Boehner urged the Obama administration to disclose the NSA programs to the American public at the same time that he defended the agency.
"When you look at these programs, there are clear safeguards," Boehner said. "There's no American who's gonna be snooped on in any way—unless they're in contact— with some terrorists around the world."
"There is heavy oversight of this program by the House intelligence Committee on a bipartisan basis and the Senate Intelligence Committee. And that's why I feel comfortable that we can operate this program and protect the privacy rights of our citizens."
Since Snowden went public, some politicians have hailed him as a hero while some have called his actions treacherous. Senator Dianne Feinstein came down strong on Snowden for leaking NSA information. "I don't look at this as being a whistle-blower. I think it's an act of treason," Feinstein said on Monday.

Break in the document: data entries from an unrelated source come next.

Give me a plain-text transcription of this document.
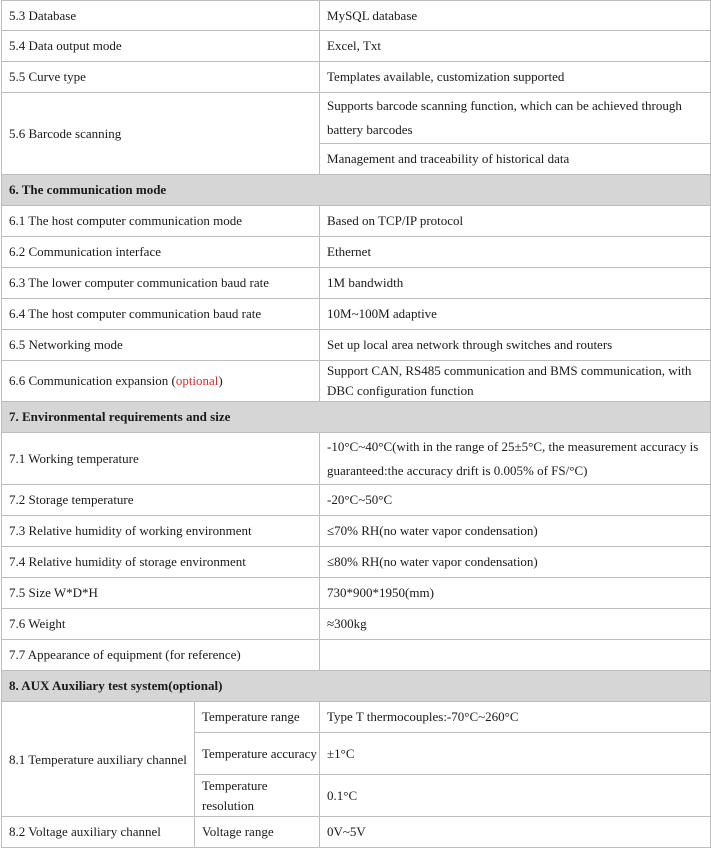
5.3 Database		MySQL database
5.4 Data output mode		Excel, Txt
5.5 Curve type		Templates available, customization supported
5.6 Barcode scanning		Supports barcode scanning function, which can be achieved through battery barcodes
		Management and traceability of historical data
6. The communication mode		
6.1 The host computer communication mode		Based on TCP/IP protocol
6.2 Communication interface		Ethernet
6.3 The lower computer communication baud rate		1M bandwidth
6.4 The host computer communication baud rate		10M~100M adaptive
6.5 Networking mode		Set up local area network through switches and routers
6.6 Communication expansion (optional)		Support CAN, RS485 communication and BMS communication, with DBC configuration function
7. Environmental requirements and size		
7.1 Working temperature		-10°C~40°C(with in the range of 25±5°C, the measurement accuracy is guaranteed:the accuracy drift is 0.005% of FS/°C)
7.2 Storage temperature		-20°C~50°C
7.3 Relative humidity of working environment		≤70% RH(no water vapor condensation)
7.4 Relative humidity of storage environment		≤80% RH(no water vapor condensation)
7.5 Size W*D*H		730*900*1950(mm)
7.6 Weight		≈300kg
7.7 Appearance of equipment (for reference)		
8. AUX Auxiliary test system(optional)		
8.1 Temperature auxiliary channel	Temperature range	Type T thermocouples:-70°C~260°C
	Temperature accuracy	±1°C
	Temperature resolution	0.1°C
8.2 Voltage auxiliary channel	Voltage range	0V~5V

The Department of Justice launched a criminal investigation into the leaks Saturday that could lead to Snowden's extradition and prosecution. Snowden admitted in an interview with The Guardian that he had leaked documents exposing NSA programs to collect phone data from Verizon Wireless customers and gain access to the databases of major internet providers.
Former congressman and presidential candidate Ron Paul applauded Snowden's efforts, saying that the NSA leak has forced the president to be even more transparent with Americans.
"We should be thankful for individuals like Edward Snowden and Glenn Greenwald who see injustice being carried out by their own government and speak out, despite the risk,” said Paul in a statement on the Web site of Campaign for Liberty, his nonprofit. “They have done a great service to the American people by exposing the truth about what our government is doing in secret."
"For somebody to tell the American people the truth is a heroic effort," Paul said to CNN's Piers Morgan Monday.
Edward Snowden reportedly donated a total of $500 to Paul’s 2012 presidential campaign, and told The Guardian he voted for a third-party candidate in the 2012 election.
Republican Sen. Rand Paul, a Tea Party favorite and Paul's son, maintained a more subdued opinion on the issue and said he was considering filing a class-action lawsuit against the NSA.
"I think it's a complicated issue. I think when people choose civil disobedience they're at their wit's end and think there's no other choice," Paul said on CBS This Morning, adding that he hopes to change the laws that permitted the type of access Snowden had to classified materials.
"I'm reserving judgment on Mr. Snowden, but I think he felt like something like this was so wrong—millions of phone records being looked at," Paul said.